Among nursing home patients not in hospice, one in five family members reported an unmet need for shortness of breath while that was only 6.1 percent for people in hospice, points out the release. Family members also "rated the peacefulness of dying and the quality of dying more positively than families whose loved ones did not receive hospice care."
Caveat:
"The survey also found that people who felt their loved one received hospice care 'too late' had stronger concerns about care and support in almost every one of the survey's many measures. They felt worse off than people who had no hospice care at all," cautions the release."These are people who get slammed around the healthcare system in the last days of life," Teno says in the release. "These are people with transitions who go from an acute care hospital to a nursing home in the last 24 hours. They are reacting to a set of circumstances that shouldn't have occurred."

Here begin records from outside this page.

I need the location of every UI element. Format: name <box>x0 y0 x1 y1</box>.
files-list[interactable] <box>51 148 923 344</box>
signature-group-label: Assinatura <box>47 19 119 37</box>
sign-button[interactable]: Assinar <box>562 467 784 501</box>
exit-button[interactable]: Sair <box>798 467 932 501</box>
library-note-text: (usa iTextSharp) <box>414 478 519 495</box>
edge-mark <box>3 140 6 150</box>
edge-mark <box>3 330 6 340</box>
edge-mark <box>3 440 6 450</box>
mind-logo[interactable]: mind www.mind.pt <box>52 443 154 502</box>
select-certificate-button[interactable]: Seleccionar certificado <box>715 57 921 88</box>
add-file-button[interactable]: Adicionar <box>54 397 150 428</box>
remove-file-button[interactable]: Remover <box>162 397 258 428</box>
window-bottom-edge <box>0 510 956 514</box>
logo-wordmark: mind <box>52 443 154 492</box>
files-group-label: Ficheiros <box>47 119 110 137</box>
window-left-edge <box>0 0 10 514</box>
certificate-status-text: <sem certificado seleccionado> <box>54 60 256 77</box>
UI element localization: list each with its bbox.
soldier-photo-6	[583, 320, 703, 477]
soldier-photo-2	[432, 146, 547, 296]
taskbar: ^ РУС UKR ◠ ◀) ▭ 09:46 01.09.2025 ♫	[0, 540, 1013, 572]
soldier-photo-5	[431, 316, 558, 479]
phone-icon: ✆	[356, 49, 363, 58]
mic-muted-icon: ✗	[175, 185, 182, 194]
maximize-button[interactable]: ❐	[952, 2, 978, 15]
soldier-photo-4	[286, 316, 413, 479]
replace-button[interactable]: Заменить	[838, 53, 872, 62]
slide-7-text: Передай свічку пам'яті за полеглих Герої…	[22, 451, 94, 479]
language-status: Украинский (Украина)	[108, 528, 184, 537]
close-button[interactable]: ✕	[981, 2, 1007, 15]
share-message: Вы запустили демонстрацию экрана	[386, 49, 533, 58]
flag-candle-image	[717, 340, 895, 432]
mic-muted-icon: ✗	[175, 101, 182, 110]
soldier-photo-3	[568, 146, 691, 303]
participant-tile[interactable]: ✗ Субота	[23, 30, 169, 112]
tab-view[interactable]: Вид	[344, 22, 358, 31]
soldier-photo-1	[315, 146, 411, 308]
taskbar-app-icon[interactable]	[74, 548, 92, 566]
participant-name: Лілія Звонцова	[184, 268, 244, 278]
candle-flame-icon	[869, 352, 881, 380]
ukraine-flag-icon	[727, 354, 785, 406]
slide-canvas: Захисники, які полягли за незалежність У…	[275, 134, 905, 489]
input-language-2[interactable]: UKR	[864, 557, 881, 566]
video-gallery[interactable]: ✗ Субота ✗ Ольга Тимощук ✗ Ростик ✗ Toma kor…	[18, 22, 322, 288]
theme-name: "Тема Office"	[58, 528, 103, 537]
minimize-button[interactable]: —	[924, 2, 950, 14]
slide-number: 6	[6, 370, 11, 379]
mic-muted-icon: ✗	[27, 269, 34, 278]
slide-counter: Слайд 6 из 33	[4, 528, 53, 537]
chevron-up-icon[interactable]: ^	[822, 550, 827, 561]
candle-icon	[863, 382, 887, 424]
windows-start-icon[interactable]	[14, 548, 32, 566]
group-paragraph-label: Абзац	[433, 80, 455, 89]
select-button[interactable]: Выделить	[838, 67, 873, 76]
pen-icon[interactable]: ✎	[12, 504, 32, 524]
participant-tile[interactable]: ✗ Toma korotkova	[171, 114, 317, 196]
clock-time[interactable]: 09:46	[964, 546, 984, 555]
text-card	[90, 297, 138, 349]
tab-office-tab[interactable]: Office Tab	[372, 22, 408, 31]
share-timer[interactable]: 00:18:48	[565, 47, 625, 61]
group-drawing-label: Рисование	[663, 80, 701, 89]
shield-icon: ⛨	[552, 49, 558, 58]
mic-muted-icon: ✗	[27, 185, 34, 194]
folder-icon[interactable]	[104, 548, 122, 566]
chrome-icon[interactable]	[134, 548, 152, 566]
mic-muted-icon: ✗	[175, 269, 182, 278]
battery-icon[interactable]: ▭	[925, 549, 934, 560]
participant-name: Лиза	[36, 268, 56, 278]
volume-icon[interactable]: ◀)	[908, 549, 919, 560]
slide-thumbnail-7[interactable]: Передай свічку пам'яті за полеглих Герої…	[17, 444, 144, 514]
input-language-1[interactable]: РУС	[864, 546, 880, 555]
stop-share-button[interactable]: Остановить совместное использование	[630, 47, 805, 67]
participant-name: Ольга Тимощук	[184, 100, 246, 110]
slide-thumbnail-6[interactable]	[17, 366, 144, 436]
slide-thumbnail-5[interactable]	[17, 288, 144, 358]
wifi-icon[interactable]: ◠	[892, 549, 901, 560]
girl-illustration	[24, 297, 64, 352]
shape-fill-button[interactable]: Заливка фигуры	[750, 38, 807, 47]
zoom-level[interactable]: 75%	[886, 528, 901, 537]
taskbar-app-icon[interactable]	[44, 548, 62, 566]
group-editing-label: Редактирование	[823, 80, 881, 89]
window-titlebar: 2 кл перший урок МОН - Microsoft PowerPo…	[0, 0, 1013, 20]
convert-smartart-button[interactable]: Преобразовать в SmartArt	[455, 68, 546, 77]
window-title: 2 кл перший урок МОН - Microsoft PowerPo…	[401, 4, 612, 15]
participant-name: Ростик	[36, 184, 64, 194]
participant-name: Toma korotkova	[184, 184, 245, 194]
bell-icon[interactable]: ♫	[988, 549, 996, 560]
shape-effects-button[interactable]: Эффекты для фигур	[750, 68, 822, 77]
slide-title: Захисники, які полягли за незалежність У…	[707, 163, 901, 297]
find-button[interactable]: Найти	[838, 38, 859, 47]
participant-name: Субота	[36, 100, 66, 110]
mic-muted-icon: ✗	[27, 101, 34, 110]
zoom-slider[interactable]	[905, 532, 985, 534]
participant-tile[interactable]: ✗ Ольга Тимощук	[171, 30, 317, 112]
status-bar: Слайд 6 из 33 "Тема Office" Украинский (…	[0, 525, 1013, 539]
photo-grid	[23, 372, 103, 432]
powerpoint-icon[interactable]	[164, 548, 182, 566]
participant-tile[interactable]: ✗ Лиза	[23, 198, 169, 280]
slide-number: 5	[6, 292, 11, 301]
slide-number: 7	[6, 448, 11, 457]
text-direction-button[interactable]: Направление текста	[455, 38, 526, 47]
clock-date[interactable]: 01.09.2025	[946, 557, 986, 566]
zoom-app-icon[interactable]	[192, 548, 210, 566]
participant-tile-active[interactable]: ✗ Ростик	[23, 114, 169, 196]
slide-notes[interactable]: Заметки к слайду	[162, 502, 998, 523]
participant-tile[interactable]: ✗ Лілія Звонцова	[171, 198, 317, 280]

The increasing "policy focus on rising Medicare expenditures for hospice in the nursing home with limited research focusing on the 'added value' of hospice services for dying patients and their families" helped prompt Teno to undertake the study, she tells
Eli. Teno pointed out that hospices provide extra services such as a hospice aide who supplements the care provided by the nursing home CNA and spiritual and bereavement counselors who "are there to help the staff and family with one of the most difficult life transitions."Teno reported that her favorite hospice program where she works is called the "Vigil" program. "These are volunteers who work two-to-four hour shifts around the clock so that no patient needs to die alone. Often, families are separated by thousands of miles. For their peace of mind, just knowing that a volunteer is there to sit with their loved one is tremendous relief."